Even among peace-loving groups of primates – such as bonobo chimps – border zones are prone to violence, xenophobia, and streaks of self-autonomy. Jane Goodall’s pioneering research on the subject found that roving packs of male chimps go out on “border patrols” but interestingly (and perhaps rationally) do not prey upon outsiders when outmatched (Jon Snow may be a paragon of virtue, but his pursuit of the White Walkers beyond the wall was perhaps doomed to fail). Only if they came across a single chimp, do they pounce, and will even cannibalize baby chimps from the mother’s arms and try to exterminate entire communities. John Mitani of the University of Michigan finds that carrying out border raids is an adaptive strategy to help reproduction.

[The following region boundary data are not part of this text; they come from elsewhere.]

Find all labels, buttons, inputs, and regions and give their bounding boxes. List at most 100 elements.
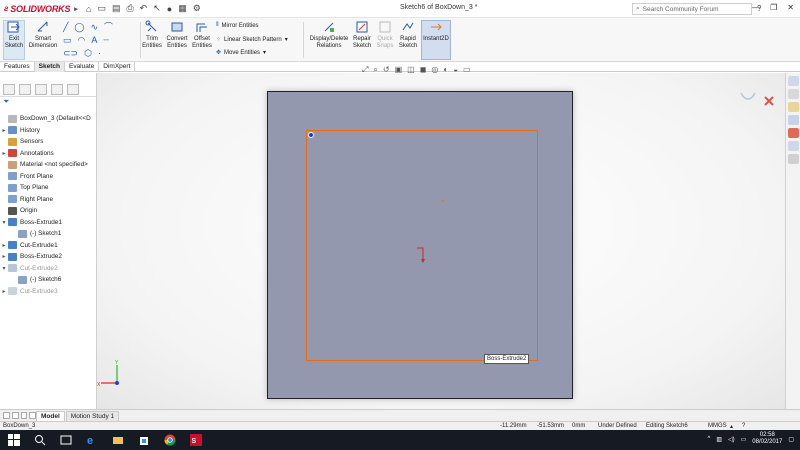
status-unit-system[interactable]: MMGS [708, 423, 727, 429]
tab-evaluate[interactable]: Evaluate [65, 62, 100, 72]
last-tab-icon[interactable] [29, 412, 36, 419]
minimize-icon[interactable]: — [752, 3, 760, 12]
select-icon[interactable]: ↖ [153, 3, 161, 14]
property-manager-tab-icon[interactable] [19, 84, 31, 95]
options-icon[interactable]: ⚙ [193, 3, 201, 14]
tree-item[interactable]: Front Plane [0, 171, 96, 183]
solidworks-forum-icon[interactable] [788, 154, 799, 164]
mirror-entities-button[interactable]: ⫴ Mirror Entities [216, 22, 259, 29]
volume-icon[interactable]: ◁) [728, 436, 735, 443]
save-icon[interactable]: ▤ [112, 3, 121, 14]
polygon-icon[interactable]: ⬡ [84, 47, 92, 60]
repair-sketch-button[interactable]: Repair Sketch [352, 20, 372, 50]
tree-item[interactable]: ▸ Boss-Extrude2 [0, 251, 96, 263]
tree-item[interactable]: ▾ Boss-Extrude1 [0, 217, 96, 229]
view-palette-icon[interactable] [788, 115, 799, 125]
close-icon[interactable]: ✕ [787, 3, 794, 12]
edit-appearance-icon[interactable]: ◐ [443, 65, 448, 75]
network-icon[interactable]: ▥ [716, 436, 722, 443]
display-delete-relations-button[interactable]: Display/Delete Relations [308, 20, 350, 50]
tree-item[interactable]: (-) Sketch1 [0, 228, 96, 240]
zoom-to-area-icon[interactable]: ⌕ [373, 65, 377, 75]
first-tab-icon[interactable] [3, 412, 10, 419]
tab-motion-study[interactable]: Motion Study 1 [65, 410, 120, 421]
edge-browser-icon[interactable]: e [86, 434, 98, 446]
arc-icon[interactable]: ◠ [78, 34, 86, 47]
centerline-icon[interactable]: ┄ [103, 34, 108, 47]
tree-item[interactable]: BoxDown_3 (Default<<D [0, 113, 96, 125]
help-status-icon[interactable]: ? [742, 423, 745, 429]
display-style-icon[interactable]: ◼ [420, 65, 427, 75]
sketch-plane-face[interactable]: ⌖ Boss-Extrude2 [267, 91, 573, 399]
tree-item[interactable]: ▸ Cut-Extrude3 [0, 286, 96, 298]
expand-arrow-icon[interactable]: ▸ [0, 242, 8, 249]
graphics-area[interactable]: ⤢ ⌕ ↺ ▣ ◫ ◼ ◎ ◐ ◒ ▭ ⌖ Boss-Extrude2 Y X [97, 65, 785, 409]
convert-entities-button[interactable]: Convert Entities [166, 20, 188, 50]
circle-icon[interactable]: ◯ [74, 21, 84, 34]
file-explorer-icon[interactable] [112, 434, 124, 446]
tab-dimxpert[interactable]: DimXpert [99, 62, 136, 72]
search-icon[interactable] [34, 434, 46, 446]
keyboard-icon[interactable]: ▭ [741, 436, 747, 443]
solidworks-resources-icon[interactable] [788, 76, 799, 86]
chevron-up-icon[interactable]: ^ [708, 436, 711, 442]
dimxpert-manager-tab-icon[interactable] [51, 84, 63, 95]
design-library-icon[interactable] [788, 89, 799, 99]
custom-properties-icon[interactable] [788, 141, 799, 151]
chrome-icon[interactable] [164, 434, 176, 446]
tab-model[interactable]: Model [36, 410, 65, 421]
notifications-icon[interactable]: ▢ [788, 436, 794, 443]
tab-features[interactable]: Features [0, 62, 35, 72]
instant2d-button[interactable]: Instant2D [422, 20, 450, 43]
apply-scene-icon[interactable]: ◒ [453, 65, 458, 75]
expand-arrow-icon[interactable]: ▾ [0, 219, 8, 226]
expand-arrow-icon[interactable]: ▸ [0, 150, 8, 157]
new-icon[interactable]: ⌂ [86, 4, 91, 14]
previous-view-icon[interactable]: ↺ [383, 65, 390, 75]
quick-snaps-button[interactable]: Quick Snaps [376, 20, 394, 50]
tab-sketch[interactable]: Sketch [34, 62, 65, 72]
display-manager-tab-icon[interactable] [67, 84, 79, 95]
expand-arrow-icon[interactable]: ▸ [0, 253, 8, 260]
text-icon[interactable]: A [91, 34, 97, 47]
point-icon[interactable]: · [98, 47, 101, 60]
open-icon[interactable]: ▭ [97, 3, 106, 14]
tree-item[interactable]: Material <not specified> [0, 159, 96, 171]
tree-item[interactable]: ▸ Annotations [0, 148, 96, 160]
tree-item[interactable]: ▸ History [0, 125, 96, 137]
solidworks-logo[interactable]: ƨ SOLIDWORKS ▸ [0, 4, 86, 14]
slot-icon[interactable]: ⊂⊃ [63, 47, 78, 60]
expand-arrow-icon[interactable]: ▸ [0, 288, 8, 295]
appearances-icon[interactable] [788, 128, 799, 138]
tree-item[interactable]: Origin [0, 205, 96, 217]
rectangle-icon[interactable]: ▭ [63, 34, 72, 47]
tree-item[interactable]: Top Plane [0, 182, 96, 194]
store-icon[interactable] [138, 434, 150, 446]
move-entities-button[interactable]: ✥ Move Entities ▾ [216, 49, 266, 57]
line-icon[interactable]: ╱ [63, 21, 68, 34]
offset-entities-button[interactable]: Offset Entities [191, 20, 213, 50]
expand-arrow-icon[interactable]: ▾ [0, 265, 8, 272]
sketch-endpoint[interactable] [308, 132, 314, 138]
tree-item[interactable]: (-) Sketch6 [0, 274, 96, 286]
trim-entities-button[interactable]: Trim Entities [142, 20, 162, 50]
view-settings-icon[interactable]: ▭ [463, 65, 471, 75]
expand-arrow-icon[interactable]: ▸ [0, 127, 8, 134]
print-icon[interactable]: ⎙ [126, 3, 133, 14]
tree-item[interactable]: ▸ Cut-Extrude1 [0, 240, 96, 252]
rapid-sketch-button[interactable]: Rapid Sketch [398, 20, 418, 50]
filter-icon[interactable]: ⏷ [0, 97, 96, 107]
next-tab-icon[interactable] [20, 412, 28, 419]
exit-sketch-button[interactable]: Exit Sketch [4, 20, 24, 50]
tree-item[interactable]: ▾ Cut-Extrude2 [0, 263, 96, 275]
undo-icon[interactable]: ↶ [140, 3, 148, 14]
zoom-to-fit-icon[interactable]: ⤢ [362, 65, 368, 75]
solidworks-taskbar-icon[interactable]: S [190, 434, 202, 446]
hide-show-items-icon[interactable]: ◎ [431, 65, 438, 75]
menu-arrow-icon[interactable]: ▸ [74, 5, 78, 13]
spline-icon[interactable]: ∿ [91, 21, 99, 34]
chevron-up-icon[interactable]: ▴ [730, 423, 733, 430]
file-explorer-icon[interactable] [788, 102, 799, 112]
tree-item[interactable]: Sensors [0, 136, 96, 148]
configuration-manager-tab-icon[interactable] [35, 84, 47, 95]
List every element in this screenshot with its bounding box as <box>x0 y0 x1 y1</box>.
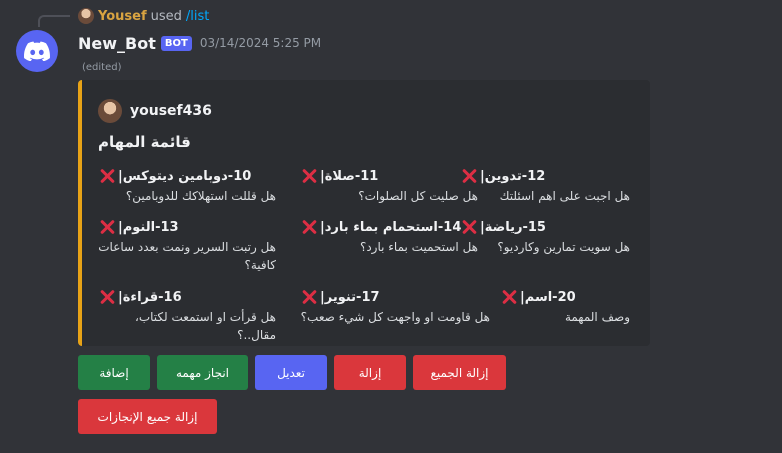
field-value: هل استحميت بماء بارد؟ <box>359 240 478 254</box>
field-name: 15-رياضة| <box>460 217 630 237</box>
field-value: هل اجبت على اهم اسئلتك <box>499 189 630 203</box>
bot-username[interactable]: New_Bot <box>78 34 156 53</box>
embed-field: 12-تدوين| هل اجبت على اهم اسئلتك <box>460 166 630 205</box>
field-value: هل سويت تمارين وكارديو؟ <box>497 240 630 254</box>
embed-field: 13-النوم| هل رتبت السرير ونمت بعدد ساعات… <box>98 217 276 274</box>
field-name: 12-تدوين| <box>460 166 630 186</box>
task-list-embed: yousef436 قائمة المهام 10-دوبامين ديتوكس… <box>78 80 650 346</box>
command-reference[interactable]: Yousef used /list <box>78 7 209 25</box>
embed-field: 14-استحمام بماء بارد| هل استحميت بماء با… <box>300 217 478 256</box>
embed-field: 17-تنوير| هل قاومت او واجهت كل شيء صعب؟ <box>300 287 490 326</box>
embed-field: 10-دوبامين ديتوكس| هل قللت استهلاكك للدو… <box>98 166 276 205</box>
embed-field: 16-قراءة| هل قرأت او استمعت لكتاب، مقال.… <box>98 287 276 344</box>
remove-button[interactable]: إزالة <box>334 355 406 390</box>
field-value: هل قاومت او واجهت كل شيء صعب؟ <box>300 310 490 324</box>
field-value: هل قللت استهلاكك للدوبامين؟ <box>125 189 276 203</box>
field-name: 11-صلاة| <box>300 166 478 186</box>
reference-used-label: used <box>150 8 182 24</box>
embed-author: yousef436 <box>98 99 212 123</box>
cross-mark-icon <box>98 218 116 236</box>
field-title: 10-دوبامين ديتوكس| <box>118 168 252 184</box>
field-value: هل صليت كل الصلوات؟ <box>358 189 478 203</box>
field-name: 20-اسم| <box>500 287 630 307</box>
cross-mark-icon <box>500 288 518 306</box>
embed-field: 15-رياضة| هل سويت تمارين وكارديو؟ <box>460 217 630 256</box>
reference-command[interactable]: /list <box>186 9 209 24</box>
embed-author-name: yousef436 <box>130 103 212 119</box>
embed-field: 20-اسم| وصف المهمة <box>500 287 630 326</box>
remove-all-achievements-button[interactable]: إزالة جميع الإنجازات <box>78 399 217 434</box>
cross-mark-icon <box>460 167 478 185</box>
field-title: 17-تنوير| <box>320 289 380 305</box>
field-title: 13-النوم| <box>118 219 179 235</box>
field-title: 11-صلاة| <box>320 168 379 184</box>
cross-mark-icon <box>300 167 318 185</box>
cross-mark-icon <box>300 288 318 306</box>
remove-all-button[interactable]: إزالة الجميع <box>413 355 506 390</box>
field-value: وصف المهمة <box>564 310 630 324</box>
field-value: هل قرأت او استمعت لكتاب، مقال..؟ <box>134 310 276 342</box>
cross-mark-icon <box>98 167 116 185</box>
embed-field: 11-صلاة| هل صليت كل الصلوات؟ <box>300 166 478 205</box>
bot-avatar[interactable] <box>16 30 58 72</box>
cross-mark-icon <box>460 218 478 236</box>
field-title: 20-اسم| <box>520 289 576 305</box>
embed-author-avatar <box>98 99 122 123</box>
field-title: 16-قراءة| <box>118 289 182 305</box>
field-name: 10-دوبامين ديتوكس| <box>98 166 276 186</box>
embed-title: قائمة المهام <box>98 133 191 151</box>
field-name: 16-قراءة| <box>98 287 276 307</box>
field-title: 14-استحمام بماء بارد| <box>320 219 462 235</box>
reference-username[interactable]: Yousef <box>98 9 147 24</box>
field-name: 17-تنوير| <box>300 287 490 307</box>
reply-spine <box>38 15 70 27</box>
field-value: هل رتبت السرير ونمت بعدد ساعات كافية؟ <box>98 240 276 272</box>
discord-logo-icon <box>24 41 50 61</box>
bot-badge: BOT <box>160 35 192 51</box>
add-button[interactable]: إضافة <box>78 355 150 390</box>
message-header: New_Bot BOT 03/14/2024 5:25 PM <box>78 32 321 54</box>
message-timestamp[interactable]: 03/14/2024 5:25 PM <box>200 36 321 50</box>
edited-label: (edited) <box>82 62 122 73</box>
field-name: 13-النوم| <box>98 217 276 237</box>
edit-button[interactable]: تعديل <box>255 355 327 390</box>
field-name: 14-استحمام بماء بارد| <box>300 217 478 237</box>
field-title: 12-تدوين| <box>480 168 546 184</box>
cross-mark-icon <box>98 288 116 306</box>
field-title: 15-رياضة| <box>480 219 546 235</box>
reference-user-avatar[interactable] <box>78 8 94 24</box>
complete-task-button[interactable]: انجاز مهمه <box>157 355 248 390</box>
cross-mark-icon <box>300 218 318 236</box>
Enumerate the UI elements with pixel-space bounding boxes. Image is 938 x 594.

Other anthropologists have pointed to chimp behavior as evidence that humans are hardwired for violence. But we may need to distinguish between pack behavior at the center versus pack behavior at the periphery. The Night’s Watch is atypical: They are forced into servitude and celibacy. More commonly, border guards comprise ordinary locals (often males) who take up arms driven by a perceived lack of protection by the state need and a heightened sense of fear of the “Other.” Researchers have found that chimps’ heart rates go up and the fear center of their brains (the amygdala) is triggered when on patrol along the outer edges of their community.
Because of these dangerous forays beyond the frontier, males form close social bonds with their comrades and should fight more aggressively. Consider the Cossacks, an ethnic group whose warrior ethos helped secure the Volga boundaries of tsarist Russia. Or the Texas Rangers, created in the early 19th century to guard the frontier from “marauding” Indians.
Yet, we also know that primates are surprisingly capable of cooperation, striking informal deals, and forming coalitions of convenience, especially at the center. Evolution does not always favor the strongest or most aggressive, as Stanford’s Robert Sapolsky has noted, but rather those primates with “the ability to form prudent coalitions, show some tolerance of subordinates, and ignore most provocations.”
I find similar evidence of this behavior in my research on armed border groups. Take Myanmar, a highly hierarchical society but with lots of in-group ethnic variation. Its military government recently struck deals with its previous foes – ethnic Shan and other armed groups based near the border – to act as a buffer against incursions from China and Thailand. Or consider the U.S. and Mexico during the 19th century, which were often on the brink of war, but also struck deals to militarily pursue “marauding” bands of Indians. The center, it would seem, is more prudent than the periphery.
It’s worth noting that any state boundary is a socially constructed entity, an artificial frontier more than a fixed border. Its inhabitants include civilians fleeing the enclosure of the state, nomadic criminals, warlords, and motley armed groups. These groups can lead to unsuspecting alliance formations. During the Mexican Revolution, for example, American mining companies struck deals with Pancho Villa because he provided them greater certainty and mining concessions (that would change after Villa’s 1916 raid into New Mexico). Jon Snow’s ill-fated pursuit of an alliance with the wildlings was driven by his immediate need to pool military resources, even at the expense of ignoring past wrongs and animosities.
Border zones also tend to observe abnormal codes of social norms, but they are not lawless – anthropologists prefer the term “alternatively governed” – given that there are localized orders, hierarchies, and norms, just different ones from the states they buttress. In fact, they are not indicative of the larger society that bred them. Lawmakers try to impose order along them the same way suburbanites do with their tiny lots of land – by installing fences (walls) or neighborhood watches (Texas Rangers). In the mid-1980s for example, Morocco responded to raids of Algeria-based Polisario militants by building a nine-feet high wall of sand. In this way, as the sociologist Wendy Brown notes, walls are evidence of states’ waning sovereignty, not vice versa – a last gasp of desperation rather than a sign of state strength.
What then should we make of greater calls from the right for tougher border patrols and more walls? The National Border Patrol Council’s endorsement of Donald Trump should give us pause, just as the rise of the xenophobic right in fringe parts of Europe is not a welcome sign. We see the erosion of borders within Europe’s Schengen Zone being reversed while walls are being erected along its southeastern periphery.
But Donald Trump and his European ilk are not an evolutionary oddity. They are the natural embodiment of the male-dominant chimp common among roving packs of border patrols. The one solace from primatology and my own research is we can expect heightened tension along peripheries, yet less violence between larger communities (i.e. states). That is because far from home and driven by fear and aggression, chimps prey on the weak and vulnerable, not the strong or evenly matched.
A world of walls and chest-thumping alpha males like Trump may look bleak, but it is not the Seven Kingdoms.